Functioning as an interactive video games, its series of video projections called “Shadow” includes simulated shadows of viewers captured by a live camera. Shadows are projected onto a white screen and interact with other shadows created by objects, puppets, houses, birds and other dancing, jumping and walking figures. Gupta is one of a younger generation of Indian artists whose work reflects the country’s post-colonial social divisions.
Nalini Malani was born in Karachi before partition and moved to India after it. She is a pioneering artist as she was one of the first to openly highlight feminist issues in her work in the 1980s. It was around this time that Malany rose to international fame as her drawings and paintings clearly carried meaning. Malani is known for her politically charged work that goes beyond paintings. She also creates art videos, installations and theatrical performances.
Issues that were ignored, such as race, class, and gender, are shown in her work. Much of Malany’s inspiration comes from her experience as a refugee during partition in 1947. Her work tells a story, but the narrative goes beyond the ordinary. As a public figure, Malani does not limit herself to gender-cultural categories. Instead, she deals with specific issues related to suppression.
If Amrita Shergil found a new way of seeing and expressing herself after meeting the Ajanta murals, Mira found her true calling when she saw the folk art of Bastar and Dhokra metal casting. These crafts use the lost wax casting method and Mira has spent years living in the village observing, learning and practicing this traditional folk paintings.
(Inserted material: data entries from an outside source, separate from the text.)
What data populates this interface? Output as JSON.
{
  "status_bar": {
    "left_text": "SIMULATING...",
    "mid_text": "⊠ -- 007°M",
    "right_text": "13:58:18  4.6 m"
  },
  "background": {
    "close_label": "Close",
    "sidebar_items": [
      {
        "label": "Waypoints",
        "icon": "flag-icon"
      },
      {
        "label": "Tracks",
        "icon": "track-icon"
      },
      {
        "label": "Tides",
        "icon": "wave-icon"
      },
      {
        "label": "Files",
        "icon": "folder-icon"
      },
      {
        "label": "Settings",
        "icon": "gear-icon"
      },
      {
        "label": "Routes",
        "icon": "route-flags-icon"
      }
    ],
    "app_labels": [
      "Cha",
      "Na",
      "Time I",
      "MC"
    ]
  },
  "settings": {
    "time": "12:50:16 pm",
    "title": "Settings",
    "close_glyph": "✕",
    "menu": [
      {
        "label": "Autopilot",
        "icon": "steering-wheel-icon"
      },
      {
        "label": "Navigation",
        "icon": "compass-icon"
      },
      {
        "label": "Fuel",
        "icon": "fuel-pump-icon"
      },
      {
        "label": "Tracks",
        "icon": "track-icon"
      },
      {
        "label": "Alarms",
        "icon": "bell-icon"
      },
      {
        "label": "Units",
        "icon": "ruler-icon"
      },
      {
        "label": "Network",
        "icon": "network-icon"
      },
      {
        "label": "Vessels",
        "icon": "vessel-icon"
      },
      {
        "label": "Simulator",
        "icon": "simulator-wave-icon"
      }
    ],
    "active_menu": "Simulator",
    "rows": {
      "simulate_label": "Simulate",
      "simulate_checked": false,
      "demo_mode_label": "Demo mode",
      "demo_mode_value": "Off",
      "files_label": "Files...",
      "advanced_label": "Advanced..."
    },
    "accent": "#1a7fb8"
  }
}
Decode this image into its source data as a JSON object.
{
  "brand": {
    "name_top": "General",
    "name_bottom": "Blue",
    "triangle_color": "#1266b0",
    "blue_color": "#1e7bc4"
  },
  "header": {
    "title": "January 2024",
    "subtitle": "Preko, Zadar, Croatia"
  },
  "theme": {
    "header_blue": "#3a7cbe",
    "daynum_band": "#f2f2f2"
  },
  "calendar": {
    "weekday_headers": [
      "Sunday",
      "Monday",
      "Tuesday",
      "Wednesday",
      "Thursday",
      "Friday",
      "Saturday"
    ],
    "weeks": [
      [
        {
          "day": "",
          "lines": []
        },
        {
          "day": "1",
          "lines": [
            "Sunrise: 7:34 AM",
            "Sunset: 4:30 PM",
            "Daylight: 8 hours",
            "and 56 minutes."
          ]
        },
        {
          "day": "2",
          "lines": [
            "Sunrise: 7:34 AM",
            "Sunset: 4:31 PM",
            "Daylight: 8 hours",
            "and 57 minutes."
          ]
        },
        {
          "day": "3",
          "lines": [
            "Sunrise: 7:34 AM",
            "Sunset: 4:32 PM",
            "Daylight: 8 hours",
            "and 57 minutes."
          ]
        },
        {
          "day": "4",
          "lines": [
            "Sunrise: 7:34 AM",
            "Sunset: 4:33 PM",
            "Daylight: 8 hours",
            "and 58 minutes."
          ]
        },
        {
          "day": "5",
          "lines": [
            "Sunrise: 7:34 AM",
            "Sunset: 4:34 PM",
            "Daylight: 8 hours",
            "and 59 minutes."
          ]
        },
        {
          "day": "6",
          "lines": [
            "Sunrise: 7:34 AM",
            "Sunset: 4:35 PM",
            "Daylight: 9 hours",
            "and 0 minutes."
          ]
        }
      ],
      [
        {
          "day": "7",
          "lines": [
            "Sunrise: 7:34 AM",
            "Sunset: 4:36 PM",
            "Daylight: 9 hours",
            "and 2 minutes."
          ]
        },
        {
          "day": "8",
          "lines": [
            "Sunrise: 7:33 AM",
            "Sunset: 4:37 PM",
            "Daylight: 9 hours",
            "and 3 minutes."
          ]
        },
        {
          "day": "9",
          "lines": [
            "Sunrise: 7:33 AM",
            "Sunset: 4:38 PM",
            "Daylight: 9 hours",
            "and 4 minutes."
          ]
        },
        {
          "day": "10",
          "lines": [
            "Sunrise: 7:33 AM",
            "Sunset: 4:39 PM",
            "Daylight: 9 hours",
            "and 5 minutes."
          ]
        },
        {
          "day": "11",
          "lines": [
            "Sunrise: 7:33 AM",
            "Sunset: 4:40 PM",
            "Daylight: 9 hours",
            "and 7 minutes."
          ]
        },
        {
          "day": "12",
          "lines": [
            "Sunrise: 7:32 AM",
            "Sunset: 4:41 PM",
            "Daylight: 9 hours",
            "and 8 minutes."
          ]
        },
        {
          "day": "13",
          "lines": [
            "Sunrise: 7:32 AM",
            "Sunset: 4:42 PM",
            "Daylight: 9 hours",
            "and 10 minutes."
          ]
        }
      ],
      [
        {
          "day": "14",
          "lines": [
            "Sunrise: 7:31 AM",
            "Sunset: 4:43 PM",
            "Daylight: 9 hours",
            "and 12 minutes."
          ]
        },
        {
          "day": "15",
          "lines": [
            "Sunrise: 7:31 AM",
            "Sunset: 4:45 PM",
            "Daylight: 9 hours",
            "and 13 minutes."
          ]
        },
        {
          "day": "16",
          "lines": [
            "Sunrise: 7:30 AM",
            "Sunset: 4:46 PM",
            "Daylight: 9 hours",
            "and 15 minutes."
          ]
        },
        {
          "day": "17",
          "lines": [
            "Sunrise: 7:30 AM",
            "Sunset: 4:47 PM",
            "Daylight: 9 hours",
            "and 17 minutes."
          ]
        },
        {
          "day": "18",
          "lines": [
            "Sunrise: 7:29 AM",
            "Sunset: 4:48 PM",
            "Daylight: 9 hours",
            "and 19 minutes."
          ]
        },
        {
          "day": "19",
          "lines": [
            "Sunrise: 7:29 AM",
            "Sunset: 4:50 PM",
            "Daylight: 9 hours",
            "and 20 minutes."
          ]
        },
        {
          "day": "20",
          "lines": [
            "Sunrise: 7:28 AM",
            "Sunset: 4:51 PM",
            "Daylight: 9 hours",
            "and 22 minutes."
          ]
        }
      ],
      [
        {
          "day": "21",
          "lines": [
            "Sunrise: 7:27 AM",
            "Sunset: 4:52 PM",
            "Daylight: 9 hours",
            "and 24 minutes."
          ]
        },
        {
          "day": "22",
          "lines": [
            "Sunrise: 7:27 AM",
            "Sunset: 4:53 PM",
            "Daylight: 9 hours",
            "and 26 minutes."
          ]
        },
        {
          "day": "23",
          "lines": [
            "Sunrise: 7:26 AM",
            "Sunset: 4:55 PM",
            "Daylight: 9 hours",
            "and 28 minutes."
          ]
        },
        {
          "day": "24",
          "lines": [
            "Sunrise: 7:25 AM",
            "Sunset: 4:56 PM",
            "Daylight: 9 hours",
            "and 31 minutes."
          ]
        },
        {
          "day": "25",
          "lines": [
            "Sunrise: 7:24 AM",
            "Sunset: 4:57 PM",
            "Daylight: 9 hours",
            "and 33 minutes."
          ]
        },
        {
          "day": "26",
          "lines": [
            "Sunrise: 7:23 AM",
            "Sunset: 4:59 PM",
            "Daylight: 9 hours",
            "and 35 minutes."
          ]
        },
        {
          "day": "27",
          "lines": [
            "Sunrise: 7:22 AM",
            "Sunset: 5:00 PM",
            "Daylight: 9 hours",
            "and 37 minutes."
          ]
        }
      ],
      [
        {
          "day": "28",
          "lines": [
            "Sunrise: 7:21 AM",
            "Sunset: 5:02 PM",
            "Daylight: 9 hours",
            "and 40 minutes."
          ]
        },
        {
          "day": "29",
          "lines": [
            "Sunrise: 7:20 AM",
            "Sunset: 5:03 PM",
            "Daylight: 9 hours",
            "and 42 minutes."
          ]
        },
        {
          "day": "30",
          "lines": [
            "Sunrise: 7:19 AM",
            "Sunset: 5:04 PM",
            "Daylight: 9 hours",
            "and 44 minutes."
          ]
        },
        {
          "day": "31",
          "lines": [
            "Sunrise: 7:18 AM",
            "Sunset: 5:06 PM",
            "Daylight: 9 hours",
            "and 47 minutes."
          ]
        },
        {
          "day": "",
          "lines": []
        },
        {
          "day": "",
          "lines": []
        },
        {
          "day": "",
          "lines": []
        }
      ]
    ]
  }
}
The tribal artists were understandably wary of teaching her the whole process, so she experimented until she could call the art her own.
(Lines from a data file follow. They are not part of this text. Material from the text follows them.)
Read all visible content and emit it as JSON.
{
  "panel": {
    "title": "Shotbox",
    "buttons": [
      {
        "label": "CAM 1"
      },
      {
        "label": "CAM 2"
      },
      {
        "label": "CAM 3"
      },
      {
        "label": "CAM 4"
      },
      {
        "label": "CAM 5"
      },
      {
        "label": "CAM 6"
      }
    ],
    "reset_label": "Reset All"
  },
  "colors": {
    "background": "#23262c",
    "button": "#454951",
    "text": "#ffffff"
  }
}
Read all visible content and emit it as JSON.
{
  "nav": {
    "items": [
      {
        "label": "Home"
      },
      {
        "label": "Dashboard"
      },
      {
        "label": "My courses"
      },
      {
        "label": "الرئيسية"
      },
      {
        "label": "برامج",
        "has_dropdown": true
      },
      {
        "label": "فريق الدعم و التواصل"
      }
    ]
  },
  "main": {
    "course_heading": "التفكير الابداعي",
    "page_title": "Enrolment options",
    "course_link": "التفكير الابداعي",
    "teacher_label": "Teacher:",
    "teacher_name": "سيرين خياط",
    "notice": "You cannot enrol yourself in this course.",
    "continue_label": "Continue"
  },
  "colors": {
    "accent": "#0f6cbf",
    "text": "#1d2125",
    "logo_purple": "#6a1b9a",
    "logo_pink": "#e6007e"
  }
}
Mukherjee added her own unique imagery and patterns to art, while retaining myth, folklore, and rural-urban imagery. A popular example is Nataraja with three legs. Her experiments opened up a world of possibilities, especially in terms of scale. While artisans are still limited to small figurines even today, Mira Mukherjee’s sculptures have taken on the task of casting huge figures. She is one of the most prolific Indian sculptors to emerge in the post-independence era.
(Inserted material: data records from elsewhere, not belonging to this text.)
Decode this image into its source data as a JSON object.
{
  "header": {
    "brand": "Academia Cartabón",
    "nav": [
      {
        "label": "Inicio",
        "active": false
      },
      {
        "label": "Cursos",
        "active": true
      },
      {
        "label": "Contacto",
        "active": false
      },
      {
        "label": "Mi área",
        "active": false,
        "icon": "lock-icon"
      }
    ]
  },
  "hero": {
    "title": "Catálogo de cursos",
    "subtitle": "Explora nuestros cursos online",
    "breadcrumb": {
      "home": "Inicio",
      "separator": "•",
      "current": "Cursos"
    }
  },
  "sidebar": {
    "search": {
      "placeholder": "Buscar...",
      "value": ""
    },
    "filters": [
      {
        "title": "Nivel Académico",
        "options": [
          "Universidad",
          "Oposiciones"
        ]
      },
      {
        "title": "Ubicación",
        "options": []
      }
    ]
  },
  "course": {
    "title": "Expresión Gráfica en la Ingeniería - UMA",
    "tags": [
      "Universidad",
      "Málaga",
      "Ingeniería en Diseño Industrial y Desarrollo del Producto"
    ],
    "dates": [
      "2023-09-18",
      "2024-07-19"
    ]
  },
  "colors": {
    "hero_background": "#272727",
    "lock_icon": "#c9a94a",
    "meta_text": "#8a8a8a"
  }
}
Since 1991, Bharti Kher has focused on creating artwork that reflects her nomadic life. She was born and raised in England but moved to New Delhi in the early 1990s. Kher uses the easily accessible “bindi” meaning “third eye” worn on the forehead by Indian women. “Bindi” plays the role of the main building block for her masterpieces. She is also an expert in creating wild and eccentric resin cast embroidered bindi sculptures.
Using paper as the main medium and a minimal vocabulary rich in associations, Zarina Hashmi creates abstract works that resonate with her life experience of exile and dispossession, as well as with the concept of home – be it personal, geographical, national, spiritual or family. Her contemplative poetic work includes woodcuts, etchings, drawings and casts made from paper pulp. Her handmade and calligraphic lines form a unifying element in her compositions. Language is crucial for an artist.
Letters from Home (2004) is a series of prints based on the letters of her sister, Rani, who lives in Pakistan. In a video interview with Tate, Zarina talks about how these letters helped her maintain a sense of identity. The handwritten Urdu is covered with maps and drawings of distant houses and places, bearing shadows of important moments and impressions from places that are relevant to her family’s life.
We hope you understand and enjoy this list of the Famous Indian Women Artists. Women have taken a predominant place in the art of India, not as artists, but as themes and symbols. Women in art are perceived as grace, elegance, divinity and magnificent forms. They are often portrayed as the epitome of motherhood, the embodiment of fertility, a worthy object, or a femme fatale. We hope you share this list with family and friends.
I hope you understand this article, Famous Indian Women Artists.